On day 24 I wrote about an incredible discovery I made. I often get anxious when a relationship with someone starts to progress. This happened near the beginning of my relationship with Emily. I started to have doubts about whether or not I would choose to be in this relationship outside of the experiment. When I reminded myself that I was in this relationship for 30 days regardless of how I felt, my anxieties went away.

In my experience, stress and anxiety come from constantly having unresolved concerns about the future sitting at the forefront of my mind. I think a little anxiety is good; it’s our body’s natural way of telling us to pay attention and plan for the future.
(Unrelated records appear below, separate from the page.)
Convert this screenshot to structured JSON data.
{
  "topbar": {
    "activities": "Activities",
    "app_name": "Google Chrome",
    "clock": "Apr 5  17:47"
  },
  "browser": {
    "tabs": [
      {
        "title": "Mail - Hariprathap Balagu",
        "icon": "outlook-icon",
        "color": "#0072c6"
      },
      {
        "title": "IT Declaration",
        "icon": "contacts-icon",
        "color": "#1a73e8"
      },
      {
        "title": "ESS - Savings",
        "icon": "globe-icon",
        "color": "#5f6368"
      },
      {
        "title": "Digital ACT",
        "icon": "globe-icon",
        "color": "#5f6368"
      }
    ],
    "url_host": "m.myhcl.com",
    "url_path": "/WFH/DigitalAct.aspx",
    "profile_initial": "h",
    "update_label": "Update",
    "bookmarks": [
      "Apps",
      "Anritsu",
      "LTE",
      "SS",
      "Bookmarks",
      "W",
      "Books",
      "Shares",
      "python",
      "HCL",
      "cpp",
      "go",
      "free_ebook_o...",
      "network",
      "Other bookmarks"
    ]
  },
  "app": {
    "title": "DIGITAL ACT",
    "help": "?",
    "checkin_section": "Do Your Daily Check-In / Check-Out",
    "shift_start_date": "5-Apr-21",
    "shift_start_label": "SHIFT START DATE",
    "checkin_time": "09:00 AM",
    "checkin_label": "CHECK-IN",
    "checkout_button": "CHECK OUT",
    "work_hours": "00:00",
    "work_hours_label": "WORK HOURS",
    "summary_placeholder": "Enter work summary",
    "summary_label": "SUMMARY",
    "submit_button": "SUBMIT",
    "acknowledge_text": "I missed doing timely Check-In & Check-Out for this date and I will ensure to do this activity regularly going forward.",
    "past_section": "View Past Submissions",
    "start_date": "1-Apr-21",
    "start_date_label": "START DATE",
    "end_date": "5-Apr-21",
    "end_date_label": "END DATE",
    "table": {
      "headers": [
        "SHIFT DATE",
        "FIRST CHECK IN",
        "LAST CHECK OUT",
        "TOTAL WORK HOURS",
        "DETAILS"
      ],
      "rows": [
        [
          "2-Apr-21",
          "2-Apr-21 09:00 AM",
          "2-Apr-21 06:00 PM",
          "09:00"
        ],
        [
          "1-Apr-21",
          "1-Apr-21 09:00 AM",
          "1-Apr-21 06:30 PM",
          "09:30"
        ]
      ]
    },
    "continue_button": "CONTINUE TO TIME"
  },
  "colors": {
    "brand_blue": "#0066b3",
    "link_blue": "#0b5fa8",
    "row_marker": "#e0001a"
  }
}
The problem comes when we get those feelings and don’t act. Once we act, the future simplifies. You no longer have to worry about the potential consequences of every choice you could possibly make. You just have to worry about the consequences of the one choice that you did make. That’s unbelievably more manageable.

In dating we are constantly presented with the choice, “Should I continue to date this person, or should I stop?” You have to deal with this question from day one of meeting someone. Sometimes the answer is easy, sometimes it’s not, but that question is always there until you decide not to date or you decide to get married. And if that isn’t a breeding ground for anxious thoughts, I don’t know what is.
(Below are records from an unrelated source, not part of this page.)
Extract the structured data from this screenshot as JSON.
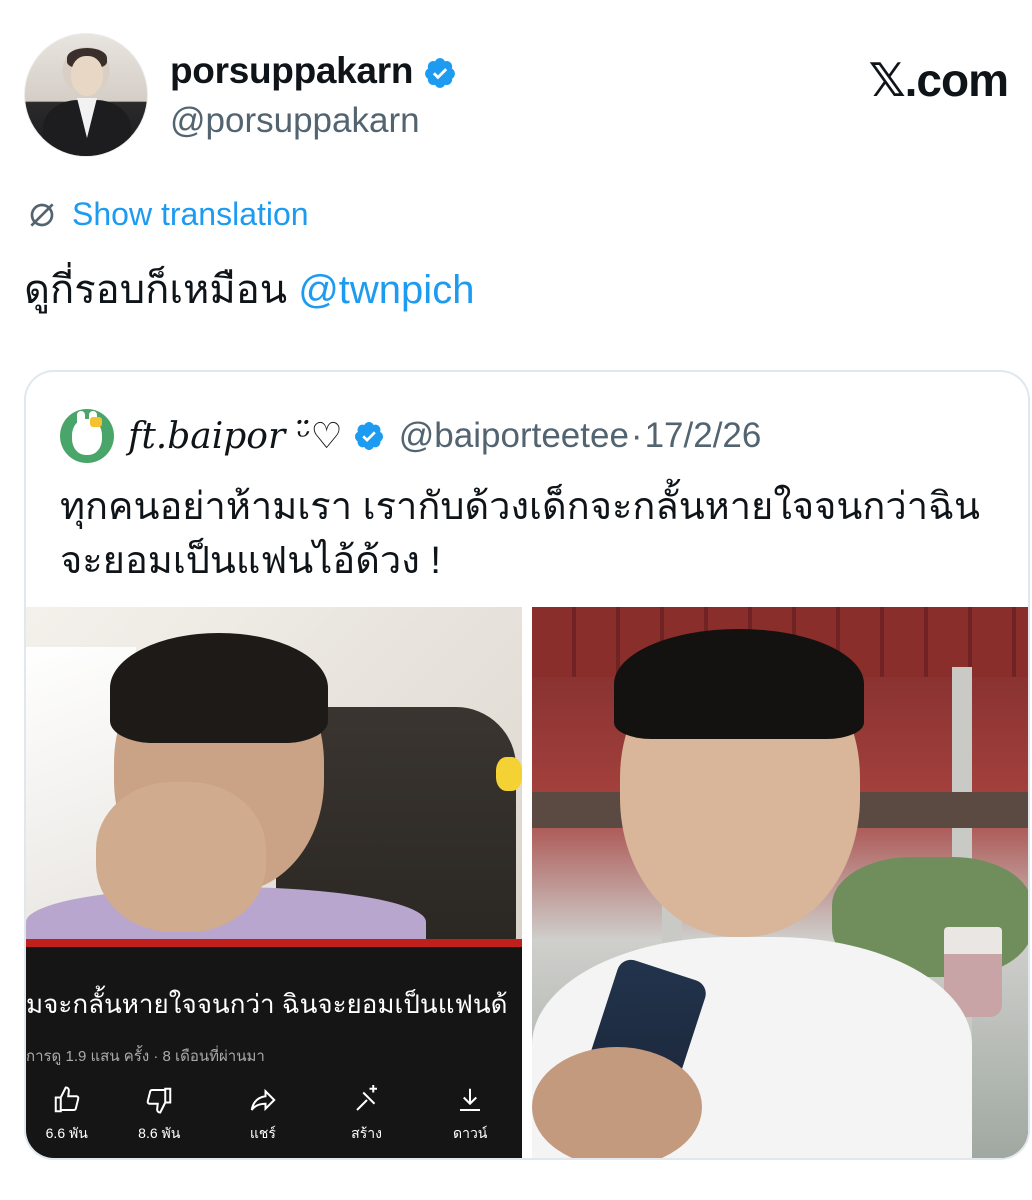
{
  "post": {
    "display_name": "porsuppakarn",
    "handle": "@porsuppakarn",
    "brand": "𝕏.com",
    "translate_label": "Show translation",
    "text": "ดูกี่รอบก็เหมือน ",
    "mention": "@twnpich"
  },
  "quote": {
    "display_name": "ft.baipor ᵕ̈♡",
    "handle": "@baiporteetee",
    "separator": "·",
    "date": "17/2/26",
    "text": "ทุกคนอย่าห้ามเรา เรากับด้วงเด็กจะกลั้นหายใจจนกว่าฉินจะยอมเป็นแฟนไอ้ด้วง !"
  },
  "media_left": {
    "video_title": "มจะกลั้นหายใจจนกว่า ฉินจะยอมเป็นแฟนด้",
    "video_meta": "การดู 1.9 แสน ครั้ง · 8 เดือนที่ผ่านมา",
    "actions": [
      {
        "icon": "thumbs-up-icon",
        "label": "6.6 พัน"
      },
      {
        "icon": "thumbs-down-icon",
        "label": "8.6 พัน"
      },
      {
        "icon": "share-icon",
        "label": "แชร์"
      },
      {
        "icon": "create-icon",
        "label": "สร้าง"
      },
      {
        "icon": "download-icon",
        "label": "ดาวน์"
      }
    ]
  },
  "colors": {
    "accent": "#1d9bf0",
    "secondary_text": "#536471"
  }
}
Maybe there is another way.

Maybe it’s possible to deal with the uncertainty of dating by committing, right now, here, in this moment. Maybe you could commit for a week or a month. If you don’t have enough information to make a decision about breaking things off or marrying someone, then commit to that person until you have more information. Put the question on the shelf and stop stressing about it. You can be 100% committed without being 100% sure. That’s okay. Someday you will have the information you need to make a decision you feel good about, and you can move forward from that point without regret.

Dating in this way is so much more enjoyable. My time with Emily was the least stressful and most pleasant dating experience of my life. Commitment fostered a way for us to focus on getting to know each other without the interference of dating games and with the knowledge that we were both going to keep trying even if things weren’t perfectly smooth.

This experience doesn’t come without a price. There will always be some element of sacrifice associated with commitment. Every hour you spend with someone comes at the sacrifice of every other thing you might have done with that hour. You owe it to yourself and your date to give that and every future interaction your very best. Live in the moment.

The morrow shall take thought for the things of itself.


My goal in sharing this is simply to encourage people to go out and try to date a little better, a little more intentionally. You may or may not find these ideas useful. This is simply my experience. But if you, like me, have ever felt stuck, then I say go out there and try something new. Go out and face the exact thing that you are most terrified of. The antidote to decision paralysis is decision making. The antidote to the fear of commitment is commitment.

What do you have to lose?  Worst case scenario, you come out knowing a little bit more than when you started, and that’s never a bad thing.